Finisce subito l’avventura in Coppa Italia del Pordenone. Sul parquet di Cesena, gli uomini di Hrvatin combattono ad armi pari in un match a correnti alternate, capitolando di misura per 5-3 solo dopo i tempi supplementari. Il tutto, al termine di una giornata decisamente complicata, complice un incidente autostradale che ha costretto i neroverdi a chiedere il rinvio dell’incontro di una mezz’ora (si è cominciato a giocare alle 20.30).
Un paio di occasioni su entrambi i fronti, poi l’equilibrio si spezza a 3’41’’, quando un corner di Pritoni trova Pasolini liberissimo di controllare e infilare la zampata vincente. Tramortito, il Pordenone fatica a uscire dal guscio e nei minuti successivi deve ringraziare Vascello, autore di almeno tre ottimi interventi su Pritoni, Zandoli e Traversari. Ed è proprio quest’ultimo, a 9’48’’, a infilare in raddoppio con un sinistro dalla trequarti. Solo allora, passata la metà frazione, i “ramarri” si svegliano. Della Bianca e Langella sfiorano il gol per tre volte al 15’, trovando la puntuale risposta del portiere della nazionale sammarinese Pazzini. Serve così Štendler, a 16’57’’, per riaprire l’incontro, con un sinistro sul primo palo dal limite, su assist di Langella.

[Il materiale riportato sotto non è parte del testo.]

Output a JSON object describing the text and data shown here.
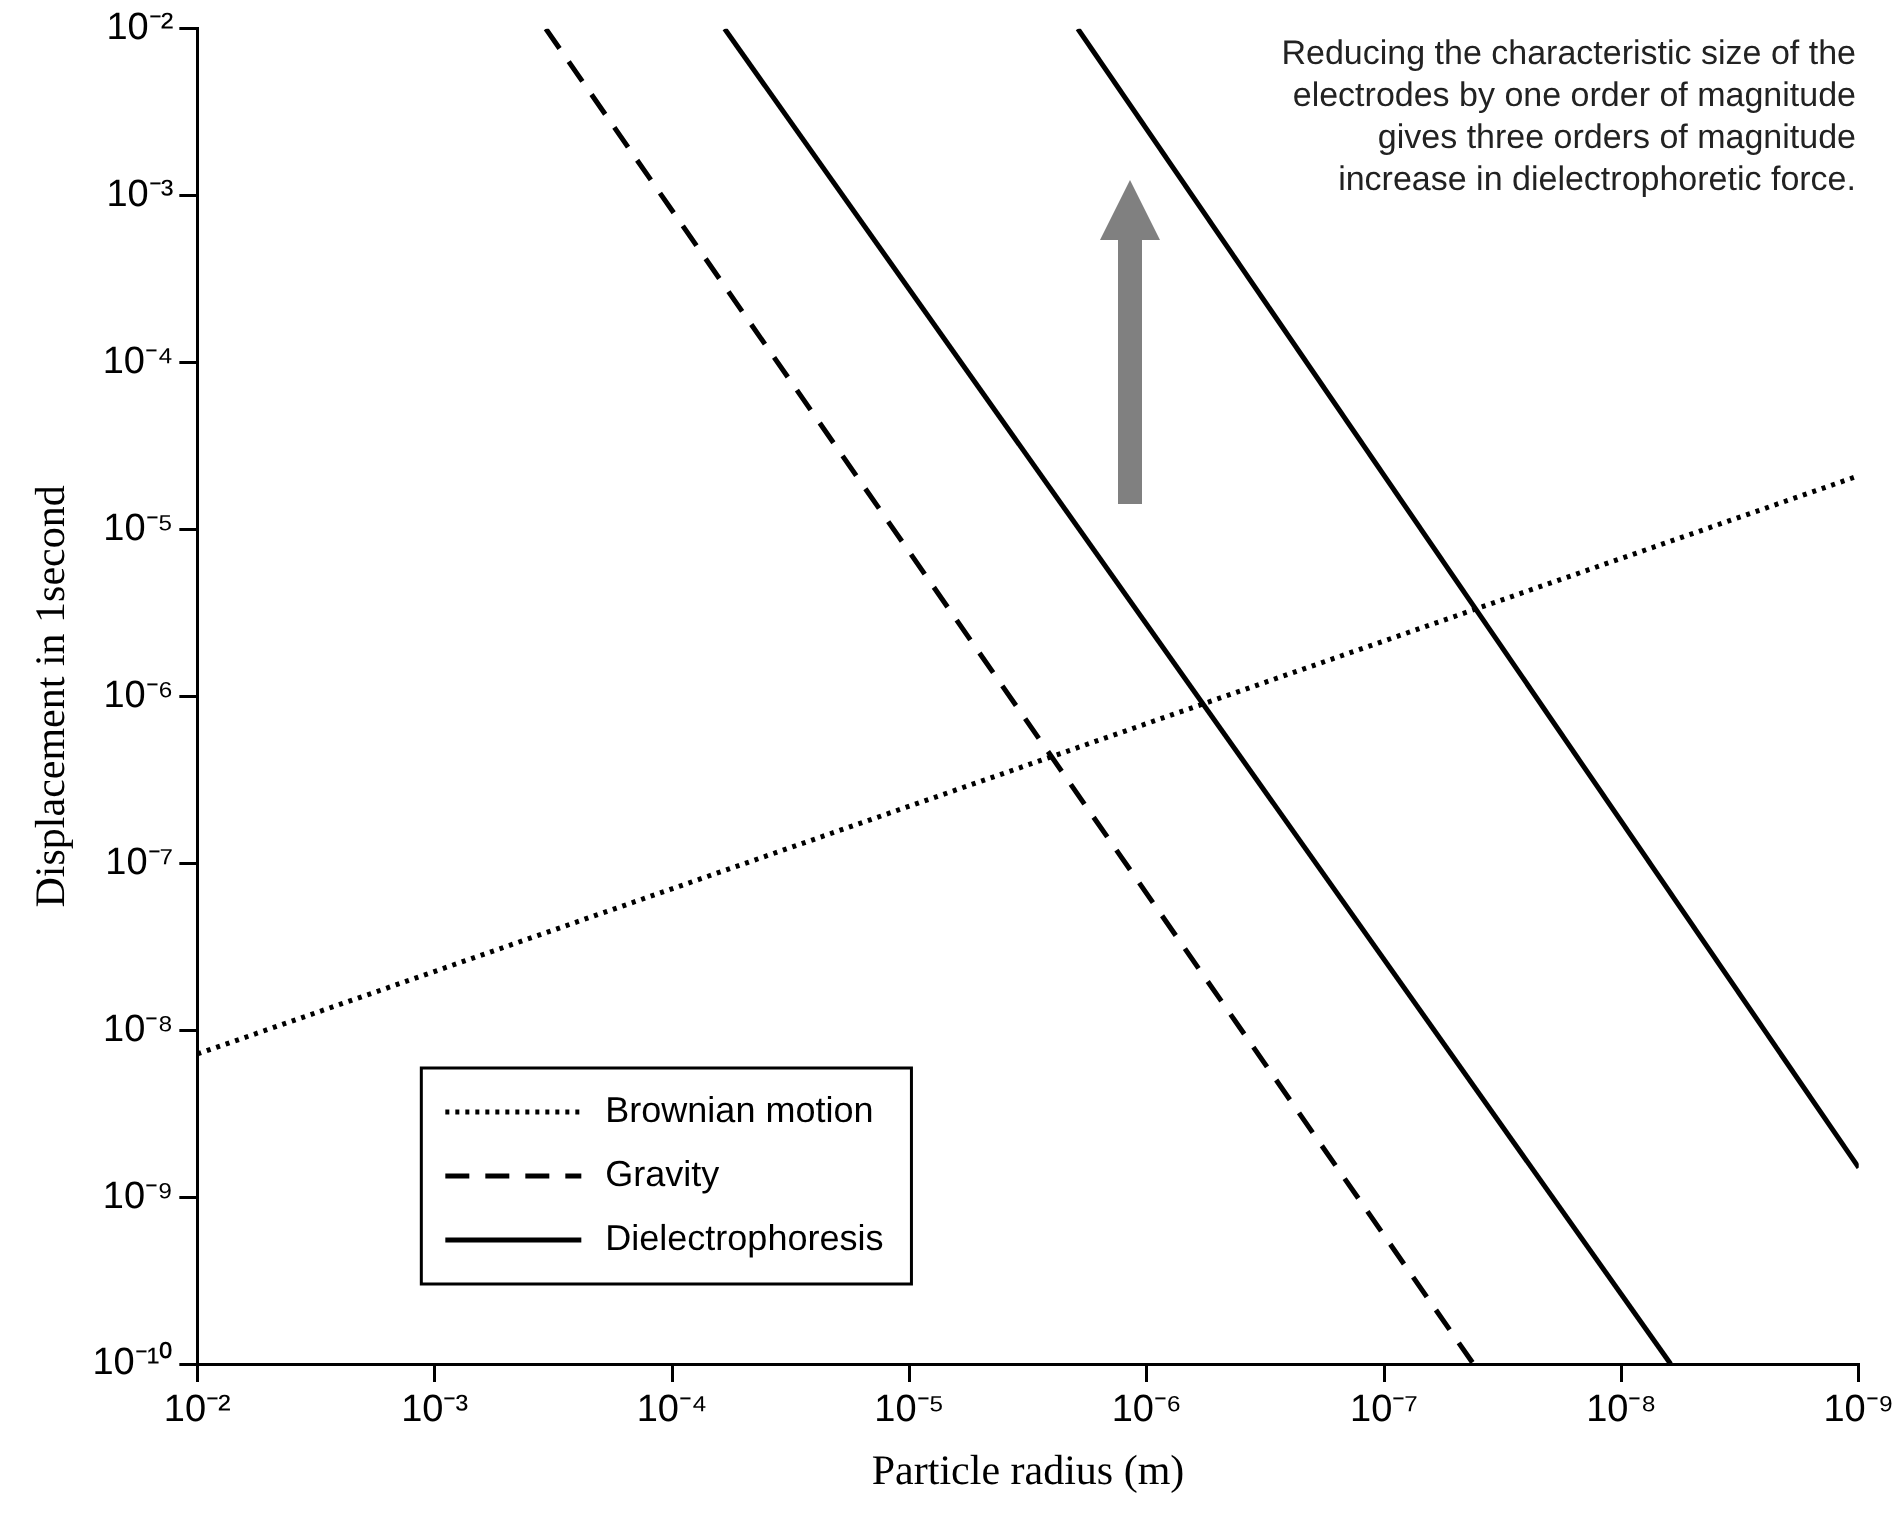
{
  "chart_data": {
    "type": "line",
    "xlabel": "Particle radius (m)",
    "ylabel": "Displacement in 1second",
    "log": "xy",
    "xlim": [
      0.01,
      1e-09
    ],
    "ylim": [
      1e-10,
      0.01
    ],
    "xticks": [
      {
        "value": 0.01,
        "label": "10⁻²"
      },
      {
        "value": 0.001,
        "label": "10⁻³"
      },
      {
        "value": 0.0001,
        "label": "10⁻⁴"
      },
      {
        "value": 1e-05,
        "label": "10⁻⁵"
      },
      {
        "value": 1e-06,
        "label": "10⁻⁶"
      },
      {
        "value": 1e-07,
        "label": "10⁻⁷"
      },
      {
        "value": 1e-08,
        "label": "10⁻⁸"
      },
      {
        "value": 1e-09,
        "label": "10⁻⁹"
      }
    ],
    "yticks": [
      {
        "value": 1e-10,
        "label": "10⁻¹⁰"
      },
      {
        "value": 1e-09,
        "label": "10⁻⁹"
      },
      {
        "value": 1e-08,
        "label": "10⁻⁸"
      },
      {
        "value": 1e-07,
        "label": "10⁻⁷"
      },
      {
        "value": 1e-06,
        "label": "10⁻⁶"
      },
      {
        "value": 1e-05,
        "label": "10⁻⁵"
      },
      {
        "value": 0.0001,
        "label": "10⁻⁴"
      },
      {
        "value": 0.001,
        "label": "10⁻³"
      },
      {
        "value": 0.01,
        "label": "10⁻²"
      }
    ],
    "grid": false,
    "legend": "bottom left",
    "marker": "none",
    "series": [
      {
        "name": "Brownian motion",
        "color": "#000000",
        "line_style": "dotted",
        "x": [
          0.01,
          1e-09
        ],
        "values": [
          7.2e-09,
          2.1e-05
        ]
      },
      {
        "name": "Gravity",
        "color": "#000000",
        "line_style": "dashed",
        "x": [
          0.00034,
          4.2e-08
        ],
        "values": [
          0.01,
          1e-10
        ]
      },
      {
        "name": "Dielectrophoresis",
        "color": "#000000",
        "line_style": "solid",
        "x": [
          6e-05,
          6.2e-09
        ],
        "values": [
          0.01,
          1e-10
        ]
      },
      {
        "color": "#000000",
        "line_style": "solid",
        "x": [
          1.95e-06,
          1e-09
        ],
        "values": [
          0.01,
          1.5e-09
        ]
      }
    ],
    "annotations": [
      "Reducing the characteristic size of the electrodes by one order of magnitude gives three orders of magnitude increase in dielectrophoretic force."
    ]
  }
}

L’intervallo non cambia il copione, col Pordenone che riparte dall’assedio degli ultimi minuti della prima frazione. A 1’20’’ Štendler ruba palla e penetra caparbiamente in area, venendo steso da Hachimi: rigore e puntuale trasformazione dello stesso sloveno. Seguono minuti combattuti. Koren e Della Bianca ci provano da fuori per i neroverdi, ma Pazzini è sempre attento. Quindi è il turno di Vascello, che salva il parziale su un tocco ravvicinato di Traversari e su una girata di Gardelli. L’equilibrio assopisce via via il match, che torna a ridestarsi davvero solo in occasione del rinnovato vantaggio romagnolo, a 15’32’’, com un tap-in di Traversari su un pallone vagante sulla linea di porta in seguito a una conclusione smorzata di Hachimi. Finita? Assolutamente no. A 3’ dal termine, infatti, Hrvatin si gioca la carta del portiere di movimento, vestendo Grzelj della casacca. Scelta fruttuosa, che vale a 18’20’’ il rinnovato pareggio, ancora a opera di Štendler, con un destro dal limite su palla dalla sinistra di Koren. Si va così ai supplementari, col Pordenone che deve vincere per forza, in considerazione del peggior piazzamento in campionato. Hrvatin insiste così col portiere di movimento, alzando stavolta Langella. Coi neroverdi sbilanciati, fatale è una ripartenza di Pritoni, che costringe Koren al fallo tattico. Ed è una doppia mazzata: non solo lo sloveno, già ammonito, è costretto a lasciare il campo, ma si tratta anche del sesto fallo. Siamo a 1’55’’: lo stesso Pritoni trasforma implacabile e per il Pordenone partono i titoli di coda. Le ultime speranze si stampano, a 20’’ dal termine della medesima frazione, sul secondo palo della porta di Pazzini: a coglierlo è Zanolin, lo stesso che a 3’47’’ della ripresa vi pone la pietra tombale con una sfortunata autorete.